A similar scenario was played out when Magic Johnson announced that he had AIDS: the subtext was that even straight (read: blameless) people got AIDS. Because he was a convenient illustration of this fact, Magic became a spokesperson for AIDS education and prevention (there was even a children's special about him on cable TV) in a way that no gay AIDS patient has been. The same thing will most likely happen to Ashe unless he chooses to protect his privacy from further intrusions. He is to be respected for living with AIDS for three years and refusing to make it a media event.
If making examples out of people like Johnson and Ashe is supposed to reduce the stigma of AIDS, it seems to be a misguided plan. It only serves to reinforce the distinction between the anonymous gays, Haitians and needle-users who get AIDS because their lifestyles are "different from ours," and the well-publicized individuals who were innocent victims such as we might be.
Nor is the fame of these individuals merely due to their prior status as celebrities. People also become celebrities if they symbolize the blameless AIDS sufferer, as did Kimberly Bergalis when she contracted AIDS from her dentist last year. My intention is not to brush aside these patients' sufferings or to impugn their motives, but to point out the cultural trend of recognizing two separate and unequal classes of AIDS patients.
ONE MIGHT GO so far as to wonder whether making public someone's identity as an AIDS patient (whether he is gay or straight) does not in fact increase the stigma of the disease. From then on he is identified with the illness, as a cancer or heart attack sufferer, for example, is not.

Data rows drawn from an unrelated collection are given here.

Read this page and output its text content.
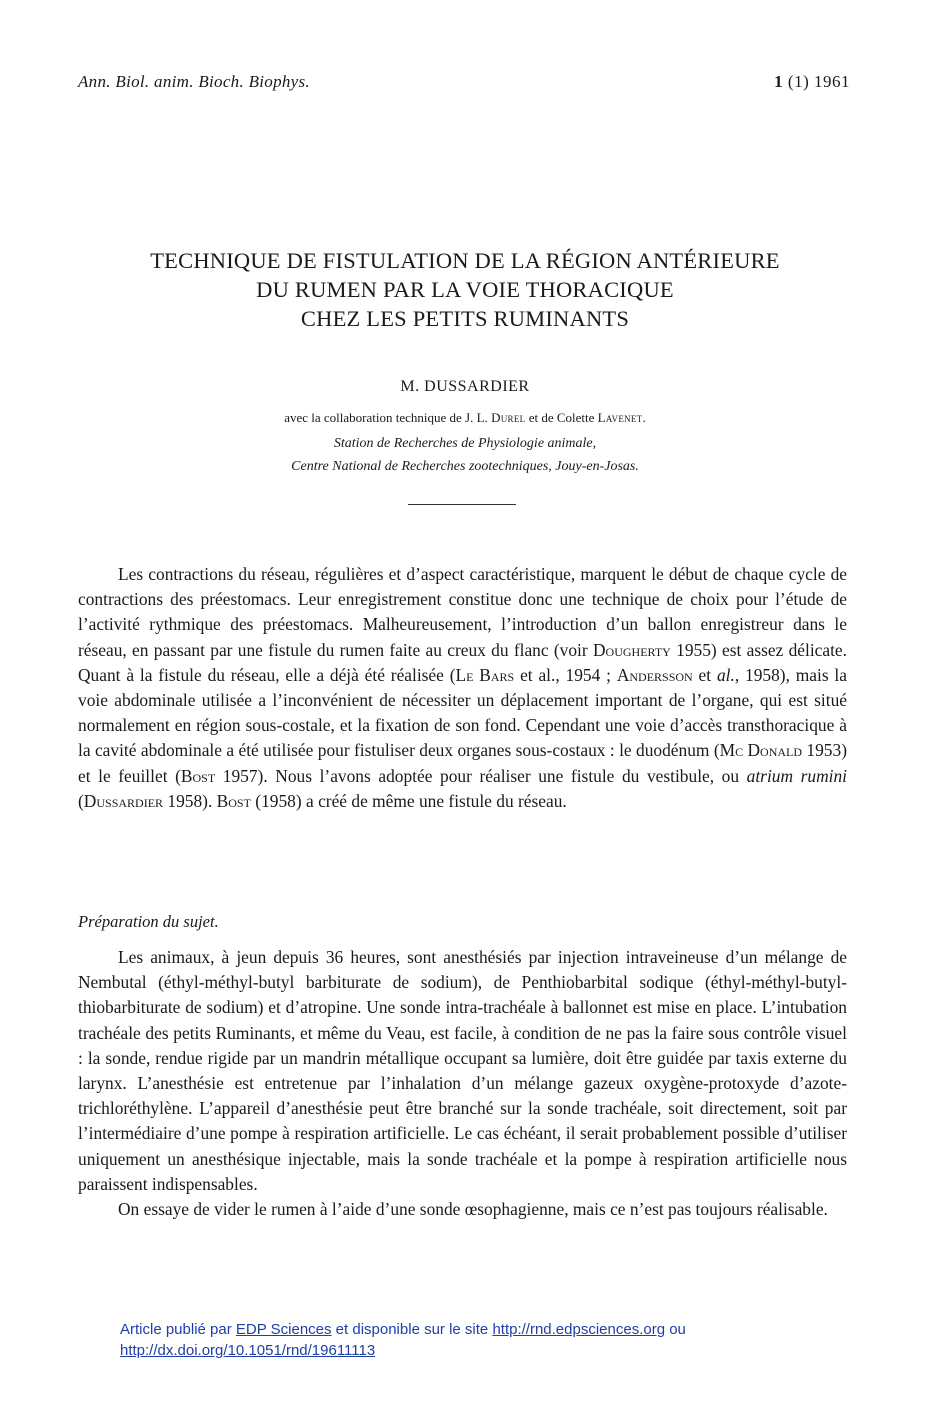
Ann. Biol. anim. Bioch. Biophys.	1 (1) 1961
TECHNIQUE DE FISTULATION DE LA RÉGION ANTÉRIEURE
DU RUMEN PAR LA VOIE THORACIQUE
CHEZ LES PETITS RUMINANTS
M. DUSSARDIER
avec la collaboration technique de J. L. Durel et de Colette Lavenet.
Station de Recherches de Physiologie animale,
Centre National de Recherches zootechniques, Jouy-en-Josas.

Les contractions du réseau, régulières et d’aspect caractéristique, marquent le début de chaque cycle de contractions des préestomacs. Leur enregistrement constitue donc une technique de choix pour l’étude de l’activité rythmique des préestomacs. Malheureusement, l’introduction d’un ballon enregistreur dans le réseau, en passant par une fistule du rumen faite au creux du flanc (voir Dougherty 1955) est assez délicate. Quant à la fistule du réseau, elle a déjà été réalisée (Le Bars et al., 1954 ; Andersson et al., 1958), mais la voie abdominale utilisée a l’inconvénient de nécessiter un déplacement important de l’organe, qui est situé normalement en région sous-costale, et la fixation de son fond. Cependant une voie d’accès transthoracique à la cavité abdominale a été utilisée pour fistuliser deux organes sous-costaux : le duodénum (Mc Donald 1953) et le feuillet (Bost 1957). Nous l’avons adoptée pour réaliser une fistule du vestibule, ou atrium rumini (Dussardier 1958). Bost (1958) a créé de même une fistule du réseau.

Préparation du sujet.

Les animaux, à jeun depuis 36 heures, sont anesthésiés par injection intraveineuse d’un mélange de Nembutal (éthyl-méthyl-butyl barbiturate de sodium), de Penthiobarbital sodique (éthyl-méthyl-butyl-thiobarbiturate de sodium) et d’atropine. Une sonde intra-trachéale à ballonnet est mise en place. L’intubation trachéale des petits Ruminants, et même du Veau, est facile, à condition de ne pas la faire sous contrôle visuel : la sonde, rendue rigide par un mandrin métallique occupant sa lumière, doit être guidée par taxis externe du larynx. L’anesthésie est entretenue par l’inhalation d’un mélange gazeux oxygène-protoxyde d’azote-trichloréthylène. L’appareil d’anesthésie peut être branché sur la sonde trachéale, soit directement, soit par l’intermédiaire d’une pompe à respiration artificielle. Le cas échéant, il serait probablement possible d’utiliser uniquement un anesthésique injectable, mais la sonde trachéale et la pompe à respiration artificielle nous paraissent indispensables.

On essaye de vider le rumen à l’aide d’une sonde œsophagienne, mais ce n’est pas toujours réalisable.

Article publié par EDP Sciences et disponible sur le site http://rnd.edpsciences.org ou
http://dx.doi.org/10.1051/rnd/19611113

Some would argue that AIDS "examples" are necessary to educate people about AIDS prevention. Yet cancer is also a nearly incurable, often fatal illness that can be prevented to some extent by changes in lifestyle, and education about cancer prevention has been accomplished without this sort of celebrity brouhaha. One would never hear reporters deciding to "out" famous people with cancer, but editors of the Philadelphia Inquirer and the Orlando Sentinel, among others, said they would have made Ashe's illness known--even without his consent--for the good of the public. This only reinforces the perception that AIDS is different from all other illnesses.

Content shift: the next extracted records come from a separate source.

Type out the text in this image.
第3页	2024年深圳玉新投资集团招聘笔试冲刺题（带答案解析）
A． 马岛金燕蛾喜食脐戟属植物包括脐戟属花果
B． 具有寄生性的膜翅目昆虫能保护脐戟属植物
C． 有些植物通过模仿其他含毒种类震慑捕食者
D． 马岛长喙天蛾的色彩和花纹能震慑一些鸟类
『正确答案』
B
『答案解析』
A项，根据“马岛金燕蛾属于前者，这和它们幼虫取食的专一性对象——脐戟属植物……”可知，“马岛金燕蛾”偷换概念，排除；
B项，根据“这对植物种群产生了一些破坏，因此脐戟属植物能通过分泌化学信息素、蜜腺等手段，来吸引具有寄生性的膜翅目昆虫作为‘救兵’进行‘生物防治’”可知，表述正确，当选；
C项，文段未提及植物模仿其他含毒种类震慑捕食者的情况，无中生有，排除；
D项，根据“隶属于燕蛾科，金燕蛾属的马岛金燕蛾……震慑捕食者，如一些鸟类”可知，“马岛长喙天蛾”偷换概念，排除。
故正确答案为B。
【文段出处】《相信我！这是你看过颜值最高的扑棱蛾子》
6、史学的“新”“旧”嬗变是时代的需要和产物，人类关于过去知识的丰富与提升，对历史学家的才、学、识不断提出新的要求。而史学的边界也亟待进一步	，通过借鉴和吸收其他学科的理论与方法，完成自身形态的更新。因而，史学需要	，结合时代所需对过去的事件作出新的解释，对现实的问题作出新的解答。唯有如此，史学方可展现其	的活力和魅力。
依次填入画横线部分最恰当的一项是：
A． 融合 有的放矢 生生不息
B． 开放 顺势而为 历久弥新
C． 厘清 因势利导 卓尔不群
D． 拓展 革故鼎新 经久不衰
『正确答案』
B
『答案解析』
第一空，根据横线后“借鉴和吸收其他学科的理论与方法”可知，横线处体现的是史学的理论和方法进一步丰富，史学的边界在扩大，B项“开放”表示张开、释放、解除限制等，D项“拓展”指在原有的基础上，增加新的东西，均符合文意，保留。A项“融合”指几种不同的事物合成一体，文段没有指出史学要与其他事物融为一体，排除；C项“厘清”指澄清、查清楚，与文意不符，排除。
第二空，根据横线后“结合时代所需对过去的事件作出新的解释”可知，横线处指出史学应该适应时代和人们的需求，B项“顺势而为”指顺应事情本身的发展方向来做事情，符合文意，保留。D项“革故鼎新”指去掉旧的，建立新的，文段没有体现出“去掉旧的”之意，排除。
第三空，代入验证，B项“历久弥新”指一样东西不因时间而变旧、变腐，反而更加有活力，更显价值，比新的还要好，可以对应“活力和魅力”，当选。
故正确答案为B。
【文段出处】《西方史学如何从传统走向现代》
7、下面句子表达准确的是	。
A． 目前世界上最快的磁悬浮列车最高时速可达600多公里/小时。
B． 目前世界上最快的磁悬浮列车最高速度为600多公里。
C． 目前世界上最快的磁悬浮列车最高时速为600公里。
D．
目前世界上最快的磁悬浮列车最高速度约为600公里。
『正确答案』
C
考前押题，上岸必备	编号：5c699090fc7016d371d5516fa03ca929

The practice of making AIDS patients into AIDS celebrities should cease. As past experiences show, the media is bound to be selective about which sufferers it publicizes as innocent victims and which remain among the anonymous masses of the great unwashed. This differentiation tends to occur along already existing lines of discrimination in our society.
Furthermore, singling out AIDS patients for this media exposure turns the disease into more than just a disease. It becomes the symbol for all our social ills, as leprosy was in the middle ages, and has the same stigmatizing effect on its victims. Compassion towards AIDS patients should begin with the decision to see them as normal people trying to live normal lives.